Per De Leonardis si tratta di un’importante iniziativa che punta a stringere i rapporti tra America e Italia in un momento storico abbastanza complesso. “La Stampa USA nasce con l’ambizione di essere molto più di una nuova piattaforma editoriale: vuole diventare uno spazio di incontro e di connessione tra l’Italia e gli Stati Uniti, capace di valorizzare le imprese italiane e italo-americane e di raccontarne l’identità, le competenze e le storie di successo” ha affermato il Presidente e Amministratore delegato del Gruppo SAE. Che ha aggiunto: “In un mercato competitivo come quello americano, avere visibilità e poter comunicare con un pubblico qualificato rappresenta un’opportunità fondamentale, soprattutto per le piccole e medie realtà. Siamo convinti che raccontare il valore del sistema produttivo italiano significhi anche creare le condizioni perché quel valore possa essere riconosciuto, condiviso e trasformato in nuove opportunità”.

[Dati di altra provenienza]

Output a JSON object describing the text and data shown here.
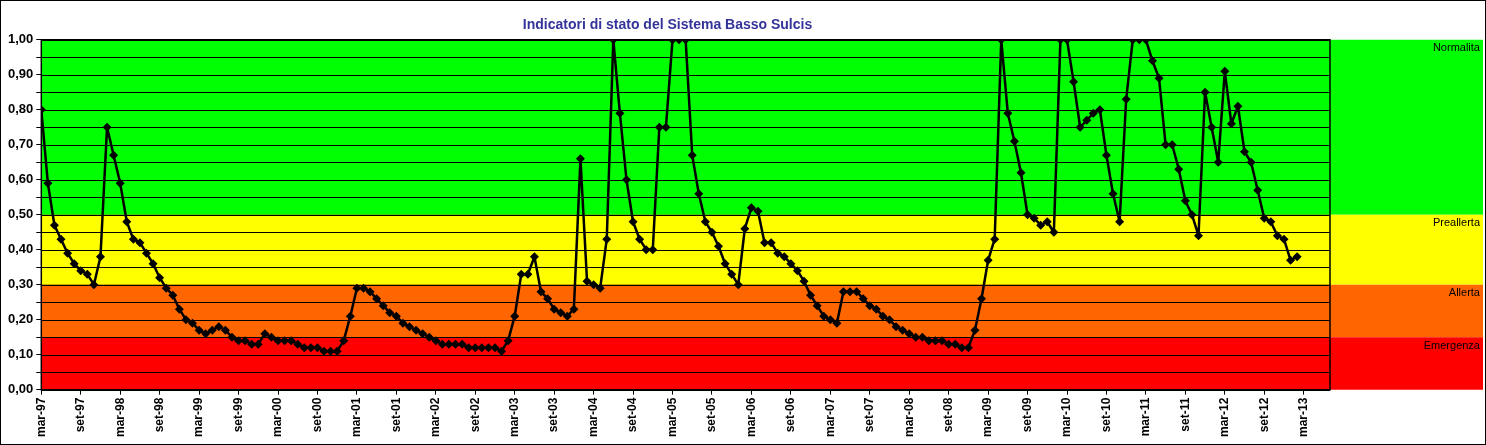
{
  "chart_data": {
    "type": "line",
    "title": "Indicatori di stato del Sistema Basso Sulcis",
    "x": [
      "1997-03",
      "1997-04",
      "1997-05",
      "1997-06",
      "1997-07",
      "1997-08",
      "1997-09",
      "1997-10",
      "1997-11",
      "1997-12",
      "1998-01",
      "1998-02",
      "1998-03",
      "1998-04",
      "1998-05",
      "1998-06",
      "1998-07",
      "1998-08",
      "1998-09",
      "1998-10",
      "1998-11",
      "1998-12",
      "1999-01",
      "1999-02",
      "1999-03",
      "1999-04",
      "1999-05",
      "1999-06",
      "1999-07",
      "1999-08",
      "1999-09",
      "1999-10",
      "1999-11",
      "1999-12",
      "2000-01",
      "2000-02",
      "2000-03",
      "2000-04",
      "2000-05",
      "2000-06",
      "2000-07",
      "2000-08",
      "2000-09",
      "2000-10",
      "2000-11",
      "2000-12",
      "2001-01",
      "2001-02",
      "2001-03",
      "2001-04",
      "2001-05",
      "2001-06",
      "2001-07",
      "2001-08",
      "2001-09",
      "2001-10",
      "2001-11",
      "2001-12",
      "2002-01",
      "2002-02",
      "2002-03",
      "2002-04",
      "2002-05",
      "2002-06",
      "2002-07",
      "2002-08",
      "2002-09",
      "2002-10",
      "2002-11",
      "2002-12",
      "2003-01",
      "2003-02",
      "2003-03",
      "2003-04",
      "2003-05",
      "2003-06",
      "2003-07",
      "2003-08",
      "2003-09",
      "2003-10",
      "2003-11",
      "2003-12",
      "2004-01",
      "2004-02",
      "2004-03",
      "2004-04",
      "2004-05",
      "2004-06",
      "2004-07",
      "2004-08",
      "2004-09",
      "2004-10",
      "2004-11",
      "2004-12",
      "2005-01",
      "2005-02",
      "2005-03",
      "2005-04",
      "2005-05",
      "2005-06",
      "2005-07",
      "2005-08",
      "2005-09",
      "2005-10",
      "2005-11",
      "2005-12",
      "2006-01",
      "2006-02",
      "2006-03",
      "2006-04",
      "2006-05",
      "2006-06",
      "2006-07",
      "2006-08",
      "2006-09",
      "2006-10",
      "2006-11",
      "2006-12",
      "2007-01",
      "2007-02",
      "2007-03",
      "2007-04",
      "2007-05",
      "2007-06",
      "2007-07",
      "2007-08",
      "2007-09",
      "2007-10",
      "2007-11",
      "2007-12",
      "2008-01",
      "2008-02",
      "2008-03",
      "2008-04",
      "2008-05",
      "2008-06",
      "2008-07",
      "2008-08",
      "2008-09",
      "2008-10",
      "2008-11",
      "2008-12",
      "2009-01",
      "2009-02",
      "2009-03",
      "2009-04",
      "2009-05",
      "2009-06",
      "2009-07",
      "2009-08",
      "2009-09",
      "2009-10",
      "2009-11",
      "2009-12",
      "2010-01",
      "2010-02",
      "2010-03",
      "2010-04",
      "2010-05",
      "2010-06",
      "2010-07",
      "2010-08",
      "2010-09",
      "2010-10",
      "2010-11",
      "2010-12",
      "2011-01",
      "2011-02",
      "2011-03",
      "2011-04",
      "2011-05",
      "2011-06",
      "2011-07",
      "2011-08",
      "2011-09",
      "2011-10",
      "2011-11",
      "2011-12",
      "2012-01",
      "2012-02",
      "2012-03",
      "2012-04",
      "2012-05",
      "2012-06",
      "2012-07",
      "2012-08",
      "2012-09",
      "2012-10",
      "2012-11",
      "2012-12",
      "2013-01",
      "2013-02"
    ],
    "series": [
      {
        "color": "#000000",
        "values": [
          0.8,
          0.59,
          0.47,
          0.43,
          0.39,
          0.36,
          0.34,
          0.33,
          0.3,
          0.38,
          0.75,
          0.67,
          0.59,
          0.48,
          0.43,
          0.42,
          0.39,
          0.36,
          0.32,
          0.29,
          0.27,
          0.23,
          0.2,
          0.19,
          0.17,
          0.16,
          0.17,
          0.18,
          0.17,
          0.15,
          0.14,
          0.14,
          0.13,
          0.13,
          0.16,
          0.15,
          0.14,
          0.14,
          0.14,
          0.13,
          0.12,
          0.12,
          0.12,
          0.11,
          0.11,
          0.11,
          0.14,
          0.21,
          0.29,
          0.29,
          0.28,
          0.26,
          0.24,
          0.22,
          0.21,
          0.19,
          0.18,
          0.17,
          0.16,
          0.15,
          0.14,
          0.13,
          0.13,
          0.13,
          0.13,
          0.12,
          0.12,
          0.12,
          0.12,
          0.12,
          0.11,
          0.14,
          0.21,
          0.33,
          0.33,
          0.38,
          0.28,
          0.26,
          0.23,
          0.22,
          0.21,
          0.23,
          0.66,
          0.31,
          0.3,
          0.29,
          0.43,
          1.0,
          0.79,
          0.6,
          0.48,
          0.43,
          0.4,
          0.4,
          0.75,
          0.75,
          1.0,
          1.0,
          1.0,
          0.67,
          0.56,
          0.48,
          0.45,
          0.41,
          0.36,
          0.33,
          0.3,
          0.46,
          0.52,
          0.51,
          0.42,
          0.42,
          0.39,
          0.38,
          0.36,
          0.34,
          0.31,
          0.27,
          0.24,
          0.21,
          0.2,
          0.19,
          0.28,
          0.28,
          0.28,
          0.26,
          0.24,
          0.23,
          0.21,
          0.2,
          0.18,
          0.17,
          0.16,
          0.15,
          0.15,
          0.14,
          0.14,
          0.14,
          0.13,
          0.13,
          0.12,
          0.12,
          0.17,
          0.26,
          0.37,
          0.43,
          1.0,
          0.79,
          0.71,
          0.62,
          0.5,
          0.49,
          0.47,
          0.48,
          0.45,
          1.0,
          1.0,
          0.88,
          0.75,
          0.77,
          0.79,
          0.8,
          0.67,
          0.56,
          0.48,
          0.83,
          1.0,
          1.0,
          1.0,
          0.94,
          0.89,
          0.7,
          0.7,
          0.63,
          0.54,
          0.5,
          0.44,
          0.85,
          0.75,
          0.65,
          0.91,
          0.76,
          0.81,
          0.68,
          0.65,
          0.57,
          0.49,
          0.48,
          0.44,
          0.43,
          0.37,
          0.38
        ]
      }
    ],
    "xlim": [
      "1997-03",
      "2013-07"
    ],
    "xticks": [
      {
        "value": "1997-03",
        "label": "mar-97"
      },
      {
        "value": "1997-09",
        "label": "set-97"
      },
      {
        "value": "1998-03",
        "label": "mar-98"
      },
      {
        "value": "1998-09",
        "label": "set-98"
      },
      {
        "value": "1999-03",
        "label": "mar-99"
      },
      {
        "value": "1999-09",
        "label": "set-99"
      },
      {
        "value": "2000-03",
        "label": "mar-00"
      },
      {
        "value": "2000-09",
        "label": "set-00"
      },
      {
        "value": "2001-03",
        "label": "mar-01"
      },
      {
        "value": "2001-09",
        "label": "set-01"
      },
      {
        "value": "2002-03",
        "label": "mar-02"
      },
      {
        "value": "2002-09",
        "label": "set-02"
      },
      {
        "value": "2003-03",
        "label": "mar-03"
      },
      {
        "value": "2003-09",
        "label": "set-03"
      },
      {
        "value": "2004-03",
        "label": "mar-04"
      },
      {
        "value": "2004-09",
        "label": "set-04"
      },
      {
        "value": "2005-03",
        "label": "mar-05"
      },
      {
        "value": "2005-09",
        "label": "set-05"
      },
      {
        "value": "2006-03",
        "label": "mar-06"
      },
      {
        "value": "2006-09",
        "label": "set-06"
      },
      {
        "value": "2007-03",
        "label": "mar-07"
      },
      {
        "value": "2007-09",
        "label": "set-07"
      },
      {
        "value": "2008-03",
        "label": "mar-08"
      },
      {
        "value": "2008-09",
        "label": "set-08"
      },
      {
        "value": "2009-03",
        "label": "mar-09"
      },
      {
        "value": "2009-09",
        "label": "set-09"
      },
      {
        "value": "2010-03",
        "label": "mar-10"
      },
      {
        "value": "2010-09",
        "label": "set-10"
      },
      {
        "value": "2011-03",
        "label": "mar-11"
      },
      {
        "value": "2011-09",
        "label": "set-11"
      },
      {
        "value": "2012-03",
        "label": "mar-12"
      },
      {
        "value": "2012-09",
        "label": "set-12"
      },
      {
        "value": "2013-03",
        "label": "mar-13"
      }
    ],
    "ylim": [
      0,
      1
    ],
    "yticks": [
      {
        "value": 0,
        "label": "0,00"
      },
      {
        "value": 0.05,
        "label": null
      },
      {
        "value": 0.1,
        "label": "0,10"
      },
      {
        "value": 0.15,
        "label": null
      },
      {
        "value": 0.2,
        "label": "0,20"
      },
      {
        "value": 0.25,
        "label": null
      },
      {
        "value": 0.3,
        "label": "0,30"
      },
      {
        "value": 0.35,
        "label": null
      },
      {
        "value": 0.4,
        "label": "0,40"
      },
      {
        "value": 0.45,
        "label": null
      },
      {
        "value": 0.5,
        "label": "0,50"
      },
      {
        "value": 0.55,
        "label": null
      },
      {
        "value": 0.6,
        "label": "0,60"
      },
      {
        "value": 0.65,
        "label": null
      },
      {
        "value": 0.7,
        "label": "0,70"
      },
      {
        "value": 0.75,
        "label": null
      },
      {
        "value": 0.8,
        "label": "0,80"
      },
      {
        "value": 0.85,
        "label": null
      },
      {
        "value": 0.9,
        "label": "0,90"
      },
      {
        "value": 0.95,
        "label": null
      },
      {
        "value": 1,
        "label": "1,00"
      }
    ],
    "bands": [
      {
        "axis": "y",
        "from": 0.5,
        "to": 1,
        "label": "Normalita",
        "color": "#00ff00"
      },
      {
        "axis": "y",
        "from": 0.3,
        "to": 0.5,
        "label": "Preallerta",
        "color": "#ffff00"
      },
      {
        "axis": "y",
        "from": 0.15,
        "to": 0.3,
        "label": "Allerta",
        "color": "#ff6600"
      },
      {
        "axis": "y",
        "from": 0,
        "to": 0.15,
        "label": "Emergenza",
        "color": "#ff0000"
      }
    ],
    "grid": "y",
    "legend": false,
    "marker": "diamond",
    "line_style": "solid"
  }
}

Maurizio Molinari, direttore editoriale del gruppo, ha spiegato: “Con La Stampa Usa porteremo l’Italia nelle case degli americani, ogni giorno e in inglese. Il pubblico statunitense guarda al nostro Paese con un interesse che va ben oltre lo stereotipo e chiede un racconto autentico e credibile. Accanto all’Italia racconteremo la comunità italiana negli Stati Uniti, i protagonisti di un legame che unisce i due Paesi da più secoli. Il debutto del 13 ottobre al Waldorf Astoria è il primo passo di un progetto che ambisce a diventare un punto di riferimento nel dialogo tra Italia e Stati Uniti”.